Federally Qualified Health Centers Look-Alikes (FQHCs look-alikes)

FQHCs that meet all the federal health center program requirements but don't receive health center grant funding are called FQHC look-alikes. These FQHCs are typically non-profit community health centers and regional clinical associations.

Rural Health Centers (RHC)

Rural Health Centers are public, private, or non-profit health centers that provide primary care to Medicaid and Medicare populations in rural areas. RHC status is designated by the Centers for Medicare and Medicaid Services, providing enhanced reimbursements rates for services. A health center cannot be both an RHC and a FQHC.

Disproportionate Share Hospitals (DSH)

are characterized by a significantly high number of low-income patients that is disproportionate. These hospitals do not receive payment for their services and are not reimbursement by Medicare, Medical, health insurance, or the Children's Health Insurance Program. State submit independent certified audits along with an annual report detailing how their payments to each DSH Hospital. After doing so they states receive Federal Financial Participation, an annual allotment.

Community Health Centers

Community Health Centers are clinics with a mission to provide care to low-income populations regardless of their ability to pay. However, they do not have to meet any federal requirements because they do not receive federal funding or reimbursements from medicare or medical. They usually operate through donations.

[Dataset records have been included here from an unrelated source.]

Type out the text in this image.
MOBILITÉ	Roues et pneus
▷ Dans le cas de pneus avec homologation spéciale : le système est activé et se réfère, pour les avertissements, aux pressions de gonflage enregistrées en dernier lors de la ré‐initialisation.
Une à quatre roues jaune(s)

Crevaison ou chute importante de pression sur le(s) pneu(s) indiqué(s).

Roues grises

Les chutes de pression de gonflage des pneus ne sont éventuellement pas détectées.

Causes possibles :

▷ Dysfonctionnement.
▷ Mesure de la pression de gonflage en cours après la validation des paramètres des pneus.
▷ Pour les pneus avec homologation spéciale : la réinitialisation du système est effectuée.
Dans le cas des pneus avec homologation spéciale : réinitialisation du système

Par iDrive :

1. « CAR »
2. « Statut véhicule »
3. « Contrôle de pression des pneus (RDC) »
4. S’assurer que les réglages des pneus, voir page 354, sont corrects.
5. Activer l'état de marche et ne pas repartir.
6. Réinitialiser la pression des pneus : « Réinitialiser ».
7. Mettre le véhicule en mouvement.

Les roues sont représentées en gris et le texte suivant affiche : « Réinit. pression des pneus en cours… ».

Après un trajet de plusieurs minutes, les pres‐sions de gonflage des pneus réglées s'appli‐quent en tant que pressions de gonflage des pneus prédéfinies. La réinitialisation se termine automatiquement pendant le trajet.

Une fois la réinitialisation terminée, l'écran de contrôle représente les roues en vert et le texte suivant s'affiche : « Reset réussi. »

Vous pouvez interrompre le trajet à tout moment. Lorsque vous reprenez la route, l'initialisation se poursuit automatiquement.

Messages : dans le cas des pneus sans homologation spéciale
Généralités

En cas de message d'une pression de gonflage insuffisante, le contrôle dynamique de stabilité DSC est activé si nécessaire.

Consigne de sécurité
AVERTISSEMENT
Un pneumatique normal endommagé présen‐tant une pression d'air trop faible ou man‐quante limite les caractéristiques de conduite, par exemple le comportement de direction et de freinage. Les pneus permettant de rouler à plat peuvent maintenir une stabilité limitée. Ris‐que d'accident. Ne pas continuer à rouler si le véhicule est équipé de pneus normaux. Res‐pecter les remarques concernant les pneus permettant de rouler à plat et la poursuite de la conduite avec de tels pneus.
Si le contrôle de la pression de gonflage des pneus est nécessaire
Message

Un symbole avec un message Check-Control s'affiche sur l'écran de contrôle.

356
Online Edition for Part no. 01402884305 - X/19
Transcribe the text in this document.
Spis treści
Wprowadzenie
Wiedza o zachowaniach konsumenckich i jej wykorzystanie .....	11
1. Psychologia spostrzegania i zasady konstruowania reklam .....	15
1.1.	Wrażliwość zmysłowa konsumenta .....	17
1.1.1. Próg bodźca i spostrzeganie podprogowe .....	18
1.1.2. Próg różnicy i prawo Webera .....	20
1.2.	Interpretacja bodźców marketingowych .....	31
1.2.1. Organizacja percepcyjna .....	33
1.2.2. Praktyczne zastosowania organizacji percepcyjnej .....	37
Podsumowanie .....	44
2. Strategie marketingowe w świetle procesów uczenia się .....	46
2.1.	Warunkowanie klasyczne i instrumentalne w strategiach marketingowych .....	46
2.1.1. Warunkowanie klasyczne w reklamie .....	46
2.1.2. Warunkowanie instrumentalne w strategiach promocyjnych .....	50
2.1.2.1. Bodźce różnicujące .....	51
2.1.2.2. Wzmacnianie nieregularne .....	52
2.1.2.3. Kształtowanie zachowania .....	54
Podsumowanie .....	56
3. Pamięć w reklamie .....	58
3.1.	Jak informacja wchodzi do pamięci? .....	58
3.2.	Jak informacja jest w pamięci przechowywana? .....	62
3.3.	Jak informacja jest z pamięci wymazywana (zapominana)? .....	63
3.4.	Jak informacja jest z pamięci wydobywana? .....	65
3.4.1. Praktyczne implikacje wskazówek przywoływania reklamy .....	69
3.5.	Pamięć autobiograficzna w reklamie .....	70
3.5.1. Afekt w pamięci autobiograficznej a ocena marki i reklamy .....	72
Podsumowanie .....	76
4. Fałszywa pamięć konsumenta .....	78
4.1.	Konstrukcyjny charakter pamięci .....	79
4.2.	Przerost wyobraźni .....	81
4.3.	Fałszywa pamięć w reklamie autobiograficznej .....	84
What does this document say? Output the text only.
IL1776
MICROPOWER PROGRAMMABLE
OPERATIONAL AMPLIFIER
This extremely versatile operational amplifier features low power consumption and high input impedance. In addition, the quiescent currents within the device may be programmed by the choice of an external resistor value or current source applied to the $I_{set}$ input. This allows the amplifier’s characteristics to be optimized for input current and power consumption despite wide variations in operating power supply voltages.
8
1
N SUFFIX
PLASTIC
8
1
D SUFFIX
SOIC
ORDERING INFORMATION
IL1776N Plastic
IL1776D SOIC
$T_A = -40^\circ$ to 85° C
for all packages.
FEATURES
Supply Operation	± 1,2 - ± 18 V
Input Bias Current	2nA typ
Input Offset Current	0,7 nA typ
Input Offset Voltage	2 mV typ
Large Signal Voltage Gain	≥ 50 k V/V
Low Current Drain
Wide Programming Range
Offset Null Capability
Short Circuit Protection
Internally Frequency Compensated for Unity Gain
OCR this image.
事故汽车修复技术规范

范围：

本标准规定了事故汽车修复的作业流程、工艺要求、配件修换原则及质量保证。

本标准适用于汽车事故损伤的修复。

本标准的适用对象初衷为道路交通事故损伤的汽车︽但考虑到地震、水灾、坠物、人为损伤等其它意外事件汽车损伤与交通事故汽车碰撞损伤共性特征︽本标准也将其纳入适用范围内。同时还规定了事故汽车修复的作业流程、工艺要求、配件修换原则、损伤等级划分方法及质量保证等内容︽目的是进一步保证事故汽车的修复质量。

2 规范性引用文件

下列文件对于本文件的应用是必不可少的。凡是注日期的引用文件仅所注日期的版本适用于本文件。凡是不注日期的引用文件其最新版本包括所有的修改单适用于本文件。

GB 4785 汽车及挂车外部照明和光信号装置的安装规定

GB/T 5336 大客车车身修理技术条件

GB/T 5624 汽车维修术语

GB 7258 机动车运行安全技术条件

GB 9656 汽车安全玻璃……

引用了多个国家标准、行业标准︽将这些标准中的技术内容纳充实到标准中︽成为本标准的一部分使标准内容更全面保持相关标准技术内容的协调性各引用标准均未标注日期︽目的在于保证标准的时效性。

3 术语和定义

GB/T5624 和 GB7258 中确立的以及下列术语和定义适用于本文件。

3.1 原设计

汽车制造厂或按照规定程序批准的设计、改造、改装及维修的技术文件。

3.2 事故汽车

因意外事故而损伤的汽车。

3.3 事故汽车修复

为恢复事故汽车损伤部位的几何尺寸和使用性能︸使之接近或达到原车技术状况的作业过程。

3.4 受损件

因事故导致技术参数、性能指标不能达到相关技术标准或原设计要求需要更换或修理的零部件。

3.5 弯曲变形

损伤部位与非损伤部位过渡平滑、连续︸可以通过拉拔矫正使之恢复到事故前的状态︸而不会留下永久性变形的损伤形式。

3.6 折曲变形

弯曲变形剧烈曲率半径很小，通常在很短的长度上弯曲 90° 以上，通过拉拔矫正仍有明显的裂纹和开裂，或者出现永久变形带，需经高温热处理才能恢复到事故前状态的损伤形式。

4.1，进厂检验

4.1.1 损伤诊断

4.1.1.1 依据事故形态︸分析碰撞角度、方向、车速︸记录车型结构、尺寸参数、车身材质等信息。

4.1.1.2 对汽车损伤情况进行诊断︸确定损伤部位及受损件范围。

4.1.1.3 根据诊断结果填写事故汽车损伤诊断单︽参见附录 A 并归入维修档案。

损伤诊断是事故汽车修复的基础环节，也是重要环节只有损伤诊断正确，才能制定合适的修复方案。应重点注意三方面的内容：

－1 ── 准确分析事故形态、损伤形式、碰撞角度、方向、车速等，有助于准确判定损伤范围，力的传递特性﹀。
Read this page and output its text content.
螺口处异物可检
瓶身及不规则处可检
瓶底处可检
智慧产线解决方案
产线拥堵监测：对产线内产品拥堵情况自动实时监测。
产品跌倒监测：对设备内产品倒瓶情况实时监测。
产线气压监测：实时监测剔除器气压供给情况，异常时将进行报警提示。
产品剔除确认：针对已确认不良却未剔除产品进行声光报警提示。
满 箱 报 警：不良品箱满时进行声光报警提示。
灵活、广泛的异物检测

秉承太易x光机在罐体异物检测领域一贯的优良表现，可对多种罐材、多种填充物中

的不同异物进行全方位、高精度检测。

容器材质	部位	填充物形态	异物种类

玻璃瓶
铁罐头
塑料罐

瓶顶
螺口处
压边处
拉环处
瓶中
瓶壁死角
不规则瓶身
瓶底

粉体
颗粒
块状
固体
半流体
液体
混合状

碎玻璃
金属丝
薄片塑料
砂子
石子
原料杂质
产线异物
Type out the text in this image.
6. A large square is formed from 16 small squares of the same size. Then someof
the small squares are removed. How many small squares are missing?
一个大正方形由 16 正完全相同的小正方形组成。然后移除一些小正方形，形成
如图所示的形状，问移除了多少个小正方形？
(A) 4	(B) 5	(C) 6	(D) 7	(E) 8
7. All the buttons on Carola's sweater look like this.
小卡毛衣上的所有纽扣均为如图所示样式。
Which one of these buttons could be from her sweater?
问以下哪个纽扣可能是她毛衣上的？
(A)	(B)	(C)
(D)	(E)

List of Safety Net Hospitals in the United States

Alabama

The 21 hospitals part of California's health care safety net system is represented by the California Association of Public Hospitals and Health Systems. These 21 hospitals are 6% of all the hospitals in California but provide care for 80% of the state's population. 40% of their total hospital services is for uninsured patients and 35% is for Medicaid Patients.
Studies have shown that safety net hospitals, when compared to non-safety net hospitals, do not perform as well in overall patient care and patient experience ratings. In response to these critiques, safety net hospitals have put emphasis on their attempts to increase their patient experience scores and are developing training classes for customer service that includes employee evaluations as well as employee orientations and advocating for policy changes that could improve the patient experience. Hospitals are trying to increase their compassion and quality of care in order to satisfy patient experiences. Patients who receive satisfying cares are more likely to introduce the hospital to others vs. when they leave with unsatisfaction; therefore, ultimately this would affect the number of patients visiting the revenue of the hospital.